As an illustration, suppose the structure is defined in terms of *averages* rather than totals. We can construct such a grouped structure by aggregating using `mean()` instead of `sum()`.

```{r}
tourism_avg_gts <- tourism_gts |>
  filter(!is_aggregated(State), !is_aggregated(Purpose)) |>
  aggregate_key(State * Purpose,
                Trips = mean(Trips))
```

We then fit and reconcile forecasts in the usual way.

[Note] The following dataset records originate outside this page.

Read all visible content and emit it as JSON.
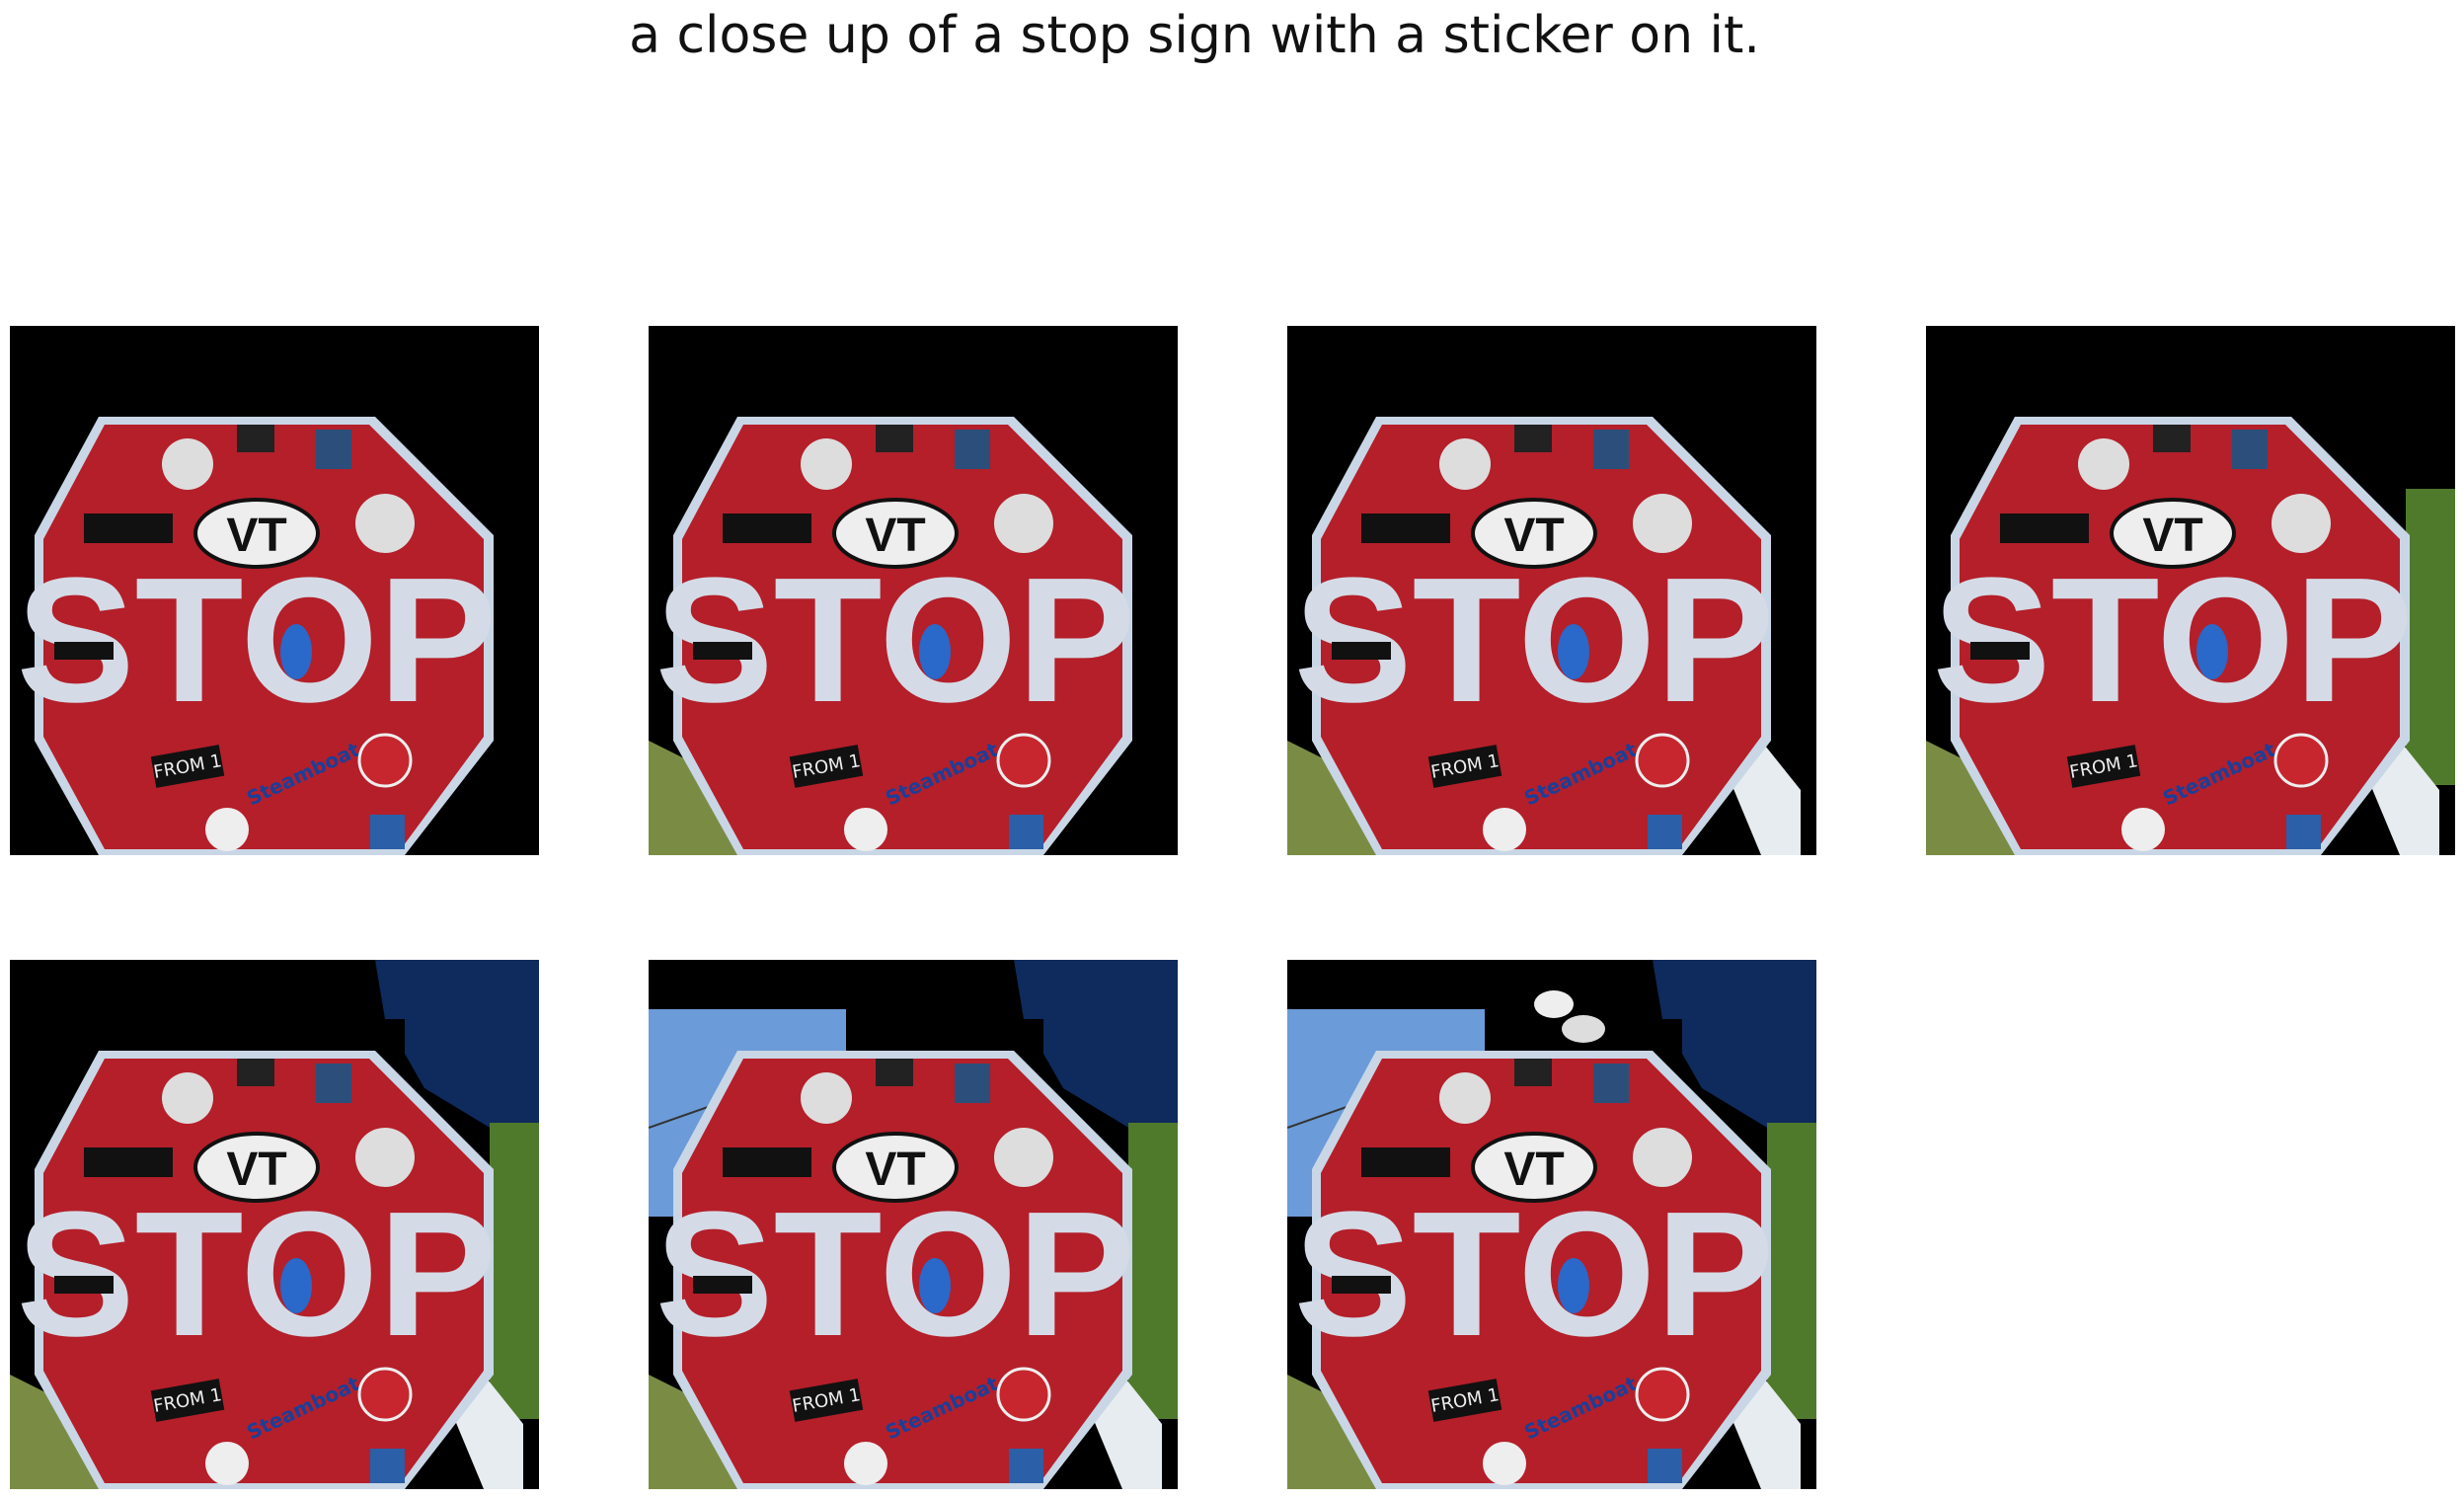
{
  "caption": "a close up of a stop sign with a sticker on it.",
  "sign": {
    "word": "STOP",
    "oval": "VT",
    "sticker_from": "FROM 1",
    "sticker_steamboat": "Steamboat",
    "colors": {
      "red": "#b41f2a",
      "border": "#c9d6e6",
      "letters": "#d4dbe6"
    }
  },
  "panels": [
    {
      "id": "p1",
      "grass": false,
      "post": false,
      "hedge": false,
      "sky": false,
      "tree": false,
      "bird": false
    },
    {
      "id": "p2",
      "grass": true,
      "post": false,
      "hedge": false,
      "sky": false,
      "tree": false,
      "bird": false
    },
    {
      "id": "p3",
      "grass": true,
      "post": true,
      "hedge": false,
      "sky": false,
      "tree": false,
      "bird": false
    },
    {
      "id": "p4",
      "grass": true,
      "post": true,
      "hedge": true,
      "sky": false,
      "tree": false,
      "bird": false
    },
    {
      "id": "p5",
      "grass": true,
      "post": true,
      "hedge": true,
      "sky": false,
      "tree": true,
      "bird": false
    },
    {
      "id": "p6",
      "grass": true,
      "post": true,
      "hedge": true,
      "sky": true,
      "tree": true,
      "bird": false
    },
    {
      "id": "p7",
      "grass": true,
      "post": true,
      "hedge": true,
      "sky": true,
      "tree": true,
      "bird": true
    }
  ]
}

```{r, echo=FALSE, eval=FALSE}
fc <- tourism_avg_gts |>
  model(base = ETS(Trips)) |>
  reconcile(icomb = icomb(base, train_size = 55)) |>
  forecast()
saveRDS(fc, file = "../inst/extdata/fc.rds")
```


```{r, eval=FALSE}
fc <- tourism_avg_gts |>
  model(base = ETS(Trips)) |>
  reconcile(icomb = icomb(base, train_size = 55)) |>
  forecast()
```

```{r, echo=FALSE}
fc <- readRDS(system.file("extdata", "fc.rds", package = "icomb"))
```

To verify coherence under this alternative structure, we can recompute the averages from the bottom-level forecasts and compare them with the reconciled values.

```{r}
fc |>
  filter(!is_aggregated(State), !is_aggregated(Purpose), .model == "icomb") |>
  aggregate_key(State * Purpose,
                mean_fc = mean(.mean)) |>
  full_join(fc |> filter(.model == "icomb")) |>
  mutate(diff = mean_fc - .mean) |>
  pull(diff) |>
  range()
```

The range of differences is close to zero.

## Current limitations and extensions

The current implementation of `aggregate_key()` in **fabletools** does not yet support arbitrary weights, which limits direct construction of more general linear constraints. This is expected to be addressed in future releases.

In the meantime, for fully general linear constraints, a practical approach is to manually construct a `tsibble` containing all series in the desired structure and pass it directly to `model()`. This provides complete flexibility in defining relationships among the series.